這會兒袁長卿已經從臥室里出來了,正坐在起居室窗下的炕上吃著面條。袁霙則扶著炕沿巴巴地看著他爹,看得眼饞極了,便拽著袁長卿的膝蓋叫一聲“爹”,袁長卿這才施舍似地挑了一根短短的面條喂他。這一點哪能叫袁霙吃得過癮,倒白白被勾上了癮頭,便又扒拉著袁長卿的膝蓋,眼巴巴地望著那面碗,惹得袁長卿惱了,以指頭一戳袁霙的腦袋,教訓著他道:“你這熊孩子,怎么這么饞?家里缺你吃的了?!”
珊娘看了忍不住笑出聲兒來,站在簾子下對袁長卿道:“他不過是眼饞罷了,你喂他兩根又怎么了?”
袁長卿抱怨道:“都喂過他好幾根了!”又瞪著他兒子,“人要知足!”
袁霙看看他爹,委屈地扁扁嘴,回頭看向珊娘,告狀似地叫了聲“娘”,然后便舍棄了他那小氣的爹,以一歲半的孩子特有的那種跌跌撞撞偏又不會摔倒的步伐,一下子撲到珊娘的腿上。
他這一撲,卻驚著了袁長卿,立時“誒”地叫了一聲。
珊娘看他一眼,道:“你什么時候知道的?”
袁長卿低頭看看面碗,不禁一陣郁悶,“剛才。”想著自家媳婦的好消息不是他頭一個知道的,倒叫太子先一步點破了,袁長卿心里哪哪都不得勁——太子爺可真冤枉,他以為袁長卿是知道的,所以才一時興起,拿那兩個尚未出世的孩子開玩笑,以顯示他對袁長卿的看重罷了……
珊娘道:“還不確定呢。便是真的,日子也還淺著呢。”
袁長卿看看她,揮著手道:“你聞不得這個味道,先出去吧。

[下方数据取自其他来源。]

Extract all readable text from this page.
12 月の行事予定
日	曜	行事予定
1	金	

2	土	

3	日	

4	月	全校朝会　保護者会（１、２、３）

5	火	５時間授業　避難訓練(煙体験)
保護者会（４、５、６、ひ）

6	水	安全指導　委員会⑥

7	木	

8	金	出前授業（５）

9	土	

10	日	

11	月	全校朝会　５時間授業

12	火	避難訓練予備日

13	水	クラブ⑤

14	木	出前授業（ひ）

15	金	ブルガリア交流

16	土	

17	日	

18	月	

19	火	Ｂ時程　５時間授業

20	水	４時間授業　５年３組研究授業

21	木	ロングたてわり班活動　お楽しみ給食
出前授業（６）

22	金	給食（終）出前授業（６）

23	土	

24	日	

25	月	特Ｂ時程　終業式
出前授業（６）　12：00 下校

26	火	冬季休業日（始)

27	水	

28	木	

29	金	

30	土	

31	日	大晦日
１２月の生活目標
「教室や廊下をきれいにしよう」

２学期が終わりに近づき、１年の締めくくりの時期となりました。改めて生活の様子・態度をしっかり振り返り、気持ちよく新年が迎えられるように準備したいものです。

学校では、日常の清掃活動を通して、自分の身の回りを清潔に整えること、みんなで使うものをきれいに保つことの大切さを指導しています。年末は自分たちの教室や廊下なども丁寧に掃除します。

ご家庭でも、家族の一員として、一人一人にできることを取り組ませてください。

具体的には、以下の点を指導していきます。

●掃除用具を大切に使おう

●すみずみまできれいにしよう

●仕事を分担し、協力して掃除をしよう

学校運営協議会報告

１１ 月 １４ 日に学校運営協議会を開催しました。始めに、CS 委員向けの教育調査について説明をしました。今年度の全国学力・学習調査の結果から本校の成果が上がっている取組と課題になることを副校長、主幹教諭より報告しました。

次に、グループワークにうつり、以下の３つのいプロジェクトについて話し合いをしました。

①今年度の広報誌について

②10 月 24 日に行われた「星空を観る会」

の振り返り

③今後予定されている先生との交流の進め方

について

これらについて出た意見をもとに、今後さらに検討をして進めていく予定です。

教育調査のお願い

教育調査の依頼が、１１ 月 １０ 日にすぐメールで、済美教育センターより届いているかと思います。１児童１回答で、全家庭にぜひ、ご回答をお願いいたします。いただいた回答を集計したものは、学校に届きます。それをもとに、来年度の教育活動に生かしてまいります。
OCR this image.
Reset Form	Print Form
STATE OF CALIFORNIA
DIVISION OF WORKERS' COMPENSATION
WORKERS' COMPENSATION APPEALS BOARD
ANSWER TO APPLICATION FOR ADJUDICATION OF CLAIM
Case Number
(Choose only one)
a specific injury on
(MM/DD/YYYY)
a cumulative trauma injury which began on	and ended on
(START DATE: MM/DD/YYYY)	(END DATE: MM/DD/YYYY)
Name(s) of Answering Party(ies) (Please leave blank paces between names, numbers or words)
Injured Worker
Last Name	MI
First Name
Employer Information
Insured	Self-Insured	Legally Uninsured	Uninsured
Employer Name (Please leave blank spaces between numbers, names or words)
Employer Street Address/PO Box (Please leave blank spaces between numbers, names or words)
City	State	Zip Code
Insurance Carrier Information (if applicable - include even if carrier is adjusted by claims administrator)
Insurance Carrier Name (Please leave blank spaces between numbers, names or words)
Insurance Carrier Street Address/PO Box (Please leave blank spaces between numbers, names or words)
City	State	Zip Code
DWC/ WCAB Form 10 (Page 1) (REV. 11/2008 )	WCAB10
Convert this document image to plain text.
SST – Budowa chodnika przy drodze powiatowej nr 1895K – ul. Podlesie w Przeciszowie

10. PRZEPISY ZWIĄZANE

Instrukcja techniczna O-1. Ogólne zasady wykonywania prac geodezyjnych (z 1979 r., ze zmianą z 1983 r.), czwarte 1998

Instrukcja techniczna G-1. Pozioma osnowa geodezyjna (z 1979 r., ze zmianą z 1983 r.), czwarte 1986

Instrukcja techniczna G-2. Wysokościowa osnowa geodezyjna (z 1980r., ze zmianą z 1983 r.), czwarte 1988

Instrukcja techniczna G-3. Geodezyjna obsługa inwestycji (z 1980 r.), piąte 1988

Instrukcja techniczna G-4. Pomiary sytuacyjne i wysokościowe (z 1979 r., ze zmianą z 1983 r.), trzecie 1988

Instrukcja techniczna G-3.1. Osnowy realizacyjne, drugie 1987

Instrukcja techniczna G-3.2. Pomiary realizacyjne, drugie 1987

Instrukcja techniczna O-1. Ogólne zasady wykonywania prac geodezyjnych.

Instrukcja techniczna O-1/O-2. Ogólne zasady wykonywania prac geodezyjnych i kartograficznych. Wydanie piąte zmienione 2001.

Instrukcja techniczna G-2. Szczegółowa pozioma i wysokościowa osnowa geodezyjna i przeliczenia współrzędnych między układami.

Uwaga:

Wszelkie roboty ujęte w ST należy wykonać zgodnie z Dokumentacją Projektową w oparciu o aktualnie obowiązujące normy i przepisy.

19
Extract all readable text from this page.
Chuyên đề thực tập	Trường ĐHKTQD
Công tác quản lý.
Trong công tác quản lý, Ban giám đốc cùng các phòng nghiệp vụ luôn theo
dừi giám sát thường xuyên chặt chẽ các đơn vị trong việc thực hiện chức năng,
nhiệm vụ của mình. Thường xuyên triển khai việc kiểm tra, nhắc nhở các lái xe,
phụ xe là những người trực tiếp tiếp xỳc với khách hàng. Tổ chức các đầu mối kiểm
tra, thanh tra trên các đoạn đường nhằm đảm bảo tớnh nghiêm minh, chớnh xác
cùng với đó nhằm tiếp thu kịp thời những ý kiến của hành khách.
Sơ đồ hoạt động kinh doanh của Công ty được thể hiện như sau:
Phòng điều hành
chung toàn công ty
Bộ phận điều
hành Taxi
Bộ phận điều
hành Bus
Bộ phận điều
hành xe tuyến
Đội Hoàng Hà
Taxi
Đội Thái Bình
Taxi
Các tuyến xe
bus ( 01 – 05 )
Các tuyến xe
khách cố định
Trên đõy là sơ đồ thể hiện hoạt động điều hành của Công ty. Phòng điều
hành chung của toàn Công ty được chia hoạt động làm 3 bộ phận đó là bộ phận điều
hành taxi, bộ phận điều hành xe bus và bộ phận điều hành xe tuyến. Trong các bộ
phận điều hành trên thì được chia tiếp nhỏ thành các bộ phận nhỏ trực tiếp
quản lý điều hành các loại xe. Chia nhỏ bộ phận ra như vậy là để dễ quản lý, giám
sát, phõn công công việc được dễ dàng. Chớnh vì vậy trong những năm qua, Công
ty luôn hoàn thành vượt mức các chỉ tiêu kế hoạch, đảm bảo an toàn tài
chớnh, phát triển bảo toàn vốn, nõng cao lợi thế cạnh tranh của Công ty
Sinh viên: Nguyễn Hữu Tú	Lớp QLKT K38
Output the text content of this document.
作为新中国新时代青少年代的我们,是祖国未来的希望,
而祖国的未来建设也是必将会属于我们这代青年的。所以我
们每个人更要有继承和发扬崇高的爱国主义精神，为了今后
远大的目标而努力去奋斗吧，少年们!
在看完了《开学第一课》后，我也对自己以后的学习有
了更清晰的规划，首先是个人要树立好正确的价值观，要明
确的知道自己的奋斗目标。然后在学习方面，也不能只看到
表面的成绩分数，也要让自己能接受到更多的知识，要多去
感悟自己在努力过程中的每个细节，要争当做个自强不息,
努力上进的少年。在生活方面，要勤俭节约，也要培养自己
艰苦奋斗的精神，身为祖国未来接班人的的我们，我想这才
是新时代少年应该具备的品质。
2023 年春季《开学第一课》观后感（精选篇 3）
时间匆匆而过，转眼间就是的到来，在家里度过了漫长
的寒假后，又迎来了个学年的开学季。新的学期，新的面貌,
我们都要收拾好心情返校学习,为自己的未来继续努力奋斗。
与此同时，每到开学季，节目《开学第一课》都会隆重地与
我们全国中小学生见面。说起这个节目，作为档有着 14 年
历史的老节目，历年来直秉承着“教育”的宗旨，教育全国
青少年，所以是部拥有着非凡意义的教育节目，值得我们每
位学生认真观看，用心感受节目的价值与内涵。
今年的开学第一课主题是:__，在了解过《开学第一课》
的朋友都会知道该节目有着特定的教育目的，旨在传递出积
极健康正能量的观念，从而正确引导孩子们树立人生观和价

”
于是珊娘便帶著小袁霙出去了。
袁長卿那里吃完了面條,命人進來開了窗戶通風換氣,他這才扶著小丫鬟的肩出來。見袁霙坐在珊娘懷里正向她炫耀著他新得的玩具——太子爺給的那塊玉佩,便皺了眉,對珊娘道:“你可別再抱他了……”
小家伙聽到他爹不叫他娘抱他,立時“啪”地一下扔了那玉佩,抱著珊娘的脖子就不撒手了,逗得珊娘一陣笑。
李媽媽則趕緊過去撿起那玉佩,念了聲佛,道:“虧得沒摔壞。”又對袁長卿道:“姑爺也真是,這東西哪能給大爺當玩具,摔了多可惜。”她卻是不知道,這其實是太子爺給袁霙的見面禮。
袁長卿也不給她作解釋,只挪動著還不怎么靈便的腿,在珊娘身旁坐了,又拉過她的手腕,替她診著脈。
珊娘道:“這才多少日子?哪能診得出來。”可就算診不出來,想他大概也還是要診一診才安心的,她便不管他了,只又道:“好好的,你又不是動彈不得,干嘛非要在臥室里見太子爺?”
直到診完了脈,袁長卿才答著她的話道:“來得突然,我沒個防備。”又不無譏嘲地道,“那位就好顯擺個‘禮賢下士’,不這樣,哪能體現得出來他是如何看重于我。”
要說那位后來的昭文皇帝,也是個極富心機的主兒,那心眼兒比起袁長卿來簡直可以說是不遑多讓,且比袁長卿還更會作戲。
珊娘便把衙役上門,叫太子派人打發了的事也跟袁長卿說了一遍。袁長卿也把太子的話跟珊娘學說了一遍,然后又道:“最近幾日你總沒什么精神,我原當是年尾節下忙的,如今三和五福也該能頂起事來,有事情你只管放給他們去做便是。”
珊娘立時笑著把五福的喜事也說了一遍,道:“那個傻丫頭,還當她也中毒了。”
二人話著家常,竟跟沒有遭遇之前的那番兇險一般,叫李媽媽看了不禁一陣搖頭,出來對花媽媽感慨道:“我們家這兩個,都是心大的。”